Exploring Economics for Its Real-World Impact
Like many Gen Z students, Nora Mitchell developed a passion for social causes from a young age. In choosing economics as her major, she’s set out to gain both big-picture knowledge about the problems in society and the insight to work on addressing them.
A junior originally from Rye, New Hampshire, Mitchell developed an interest in history, politics and social justice during high school and, after performing well in a statistics class, began to see mathematics as an unexpected area of strength.
“I wanted a major that combined those things,” she says. “I was interested in law at the time, and I still am, so I wanted something that allowed me to explore all the things I’m interested in.
“Economics is a very versatile major, and the BA in economics program has given me more space to take liberal arts classes in history and sociology.”
In her studies, Mitchell has been drawn to the big-picture ideas of macroeconomics and the demonstrations of real-world impact explored in public finance, an area she explored through a course in Dublin while spending fall term abroad.
“In the U.S., we measure growth in GDP, but in Ireland they like to measure growth with a modified version of Gross National Income (GNI*),” she says. “It’s a better way to measure their economy based on how globalization has affected Ireland.”
Her study-abroad experience reinforced a deep interest in exploring governments’ role in improving people’s lives and in understanding the root causes of social problems.
“If you want to have a full understanding of why things are the way they are and why they aren’t getting fixed, we need to look at how money is involved with different parts of society: how resources are being dispersed, how much people are being paid, how taxes are imposed,” she says. “Those are all economic issues, and everything, including political issues, really comes down to money.”
Her interest in these topics has been spurred by courses in sociology, which she declared as a minor after taking Sociology 101 in the College of Arts and Sciences during her first year at Drexel.
“Most of the sociology classes I’ve taken are centered on, or at least bring up, economics, particularly economic inequality and how it’s come to be. I think it’s so important to look at those connections and that there needs to be more people who go into economics with these issues in mind.”
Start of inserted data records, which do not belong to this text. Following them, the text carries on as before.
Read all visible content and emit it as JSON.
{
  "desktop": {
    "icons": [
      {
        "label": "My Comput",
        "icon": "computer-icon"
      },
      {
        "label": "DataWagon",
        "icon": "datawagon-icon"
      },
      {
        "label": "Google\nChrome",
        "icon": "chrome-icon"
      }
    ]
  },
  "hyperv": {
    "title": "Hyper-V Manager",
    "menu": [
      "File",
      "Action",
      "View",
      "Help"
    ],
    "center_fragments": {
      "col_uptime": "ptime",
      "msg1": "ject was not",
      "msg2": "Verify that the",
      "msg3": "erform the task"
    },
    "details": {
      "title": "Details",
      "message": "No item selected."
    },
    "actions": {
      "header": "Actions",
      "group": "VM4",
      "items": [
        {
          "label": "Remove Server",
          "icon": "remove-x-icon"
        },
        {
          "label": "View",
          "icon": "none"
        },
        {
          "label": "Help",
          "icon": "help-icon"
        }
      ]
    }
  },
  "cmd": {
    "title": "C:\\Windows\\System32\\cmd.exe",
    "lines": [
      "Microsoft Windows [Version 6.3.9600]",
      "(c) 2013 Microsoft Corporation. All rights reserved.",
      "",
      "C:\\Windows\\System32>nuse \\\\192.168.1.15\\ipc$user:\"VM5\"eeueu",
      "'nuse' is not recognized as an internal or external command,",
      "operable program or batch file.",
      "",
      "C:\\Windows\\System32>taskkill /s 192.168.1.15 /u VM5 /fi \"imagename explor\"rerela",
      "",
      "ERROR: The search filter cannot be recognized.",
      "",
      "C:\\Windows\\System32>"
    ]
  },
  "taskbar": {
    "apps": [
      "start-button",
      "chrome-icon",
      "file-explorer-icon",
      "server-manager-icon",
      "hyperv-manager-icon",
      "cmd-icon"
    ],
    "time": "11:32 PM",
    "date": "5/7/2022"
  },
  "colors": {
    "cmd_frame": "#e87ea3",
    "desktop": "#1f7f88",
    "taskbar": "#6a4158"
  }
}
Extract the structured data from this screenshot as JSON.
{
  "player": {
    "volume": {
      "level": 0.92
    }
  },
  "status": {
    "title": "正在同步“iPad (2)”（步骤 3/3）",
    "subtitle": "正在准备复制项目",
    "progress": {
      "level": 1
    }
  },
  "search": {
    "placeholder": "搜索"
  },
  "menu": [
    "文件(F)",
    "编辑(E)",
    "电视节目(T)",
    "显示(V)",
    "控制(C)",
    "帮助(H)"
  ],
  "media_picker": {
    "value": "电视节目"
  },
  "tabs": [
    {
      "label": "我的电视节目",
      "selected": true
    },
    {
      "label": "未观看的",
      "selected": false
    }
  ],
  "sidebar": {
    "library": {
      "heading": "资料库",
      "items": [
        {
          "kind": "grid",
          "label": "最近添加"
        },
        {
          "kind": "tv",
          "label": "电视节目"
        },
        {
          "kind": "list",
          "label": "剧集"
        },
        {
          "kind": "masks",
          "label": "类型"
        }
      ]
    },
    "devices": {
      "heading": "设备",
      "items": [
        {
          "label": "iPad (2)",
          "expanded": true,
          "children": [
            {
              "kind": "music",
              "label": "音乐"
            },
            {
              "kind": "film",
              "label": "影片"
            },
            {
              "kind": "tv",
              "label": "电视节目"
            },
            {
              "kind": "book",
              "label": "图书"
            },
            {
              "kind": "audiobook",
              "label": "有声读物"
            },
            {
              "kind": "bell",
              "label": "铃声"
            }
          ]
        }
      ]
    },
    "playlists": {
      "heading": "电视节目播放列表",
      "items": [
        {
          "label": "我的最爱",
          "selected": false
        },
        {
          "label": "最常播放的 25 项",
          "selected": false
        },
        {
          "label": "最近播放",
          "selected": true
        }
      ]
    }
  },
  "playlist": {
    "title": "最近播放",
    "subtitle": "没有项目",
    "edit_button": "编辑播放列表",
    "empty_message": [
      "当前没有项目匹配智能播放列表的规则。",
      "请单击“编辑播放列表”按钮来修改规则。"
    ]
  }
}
Mitchell sees the two areas as naturally complementary, and cites courses from the School of Economics, including Macroeconomics (ECON 321), which she took with PhD alumna Ina Hajdini, and Game Theory and Applications (ECON 250), which she took with Professor of Economics Roger McCain, PhD, as influential in her thinking.
Her interest in law, on the other hand, has continued to deepen through her involvement in Drexel’s Biddle Law Society and through on-the-job activities at her first co-op assignment in Drexel’s Compliance and Privacy department.
Then, through a co-op position at the Foundation for Individual Rights and Expression (FIRE), a nonprofit organization that provides educational resources and legal assistance to cases involving the first amendment, some new connections began to form.
“At FIRE, there are people who are of all different political ideologies because they defend people who are of all different ideologies,” she says. “There are some cases they’ve defended that I personally wouldn’t have agreed with. That was really great learning experience, because that’s how life is, and if you’re a lawyer, you’re going to have to be able to see both sides of a situation.
“I’ve always been very firm in my opinions, especially my political ones, and my experience at FIRE really helped me to be more open as a person.”
Her time on co-op also coincided with an expansion of FIRE’s mission and a name change from the Foundation for Individual Rights in Education.
“They originally just did cases defending students and faculty, but they have expanded to any First Amendment case,” she says. “I really enjoyed working for an organization that I felt was making an impact and that has a great social cause.”
As a program assistant, Mitchell and another co-op spent time working across numerous areas of the organization, including development, donor research and event coordination. She’ll explore development and fundraising in greater depth through a position as a development assistant for her third co-op in 2023.
While working in the nonprofit sector had appealed to her for some time, it’s one of many paths open to students at LeBow and the School of Economics.
“Coming into Drexel, I saw a lot of people majoring in economics in order to go into finance and work in banking or private wealth management, and I thought that was what I was supposed to do,” she says. “I came to realize there were so many opportunities in economics that I had to not be afraid to do something different from everyone else.
“When I was doing my college search, I wanted a school that felt like it was keeping up with the times and putting current issues at the forefront of education. Through co-op and the other experiences I’ve had, I really think Drexel is a school like that.”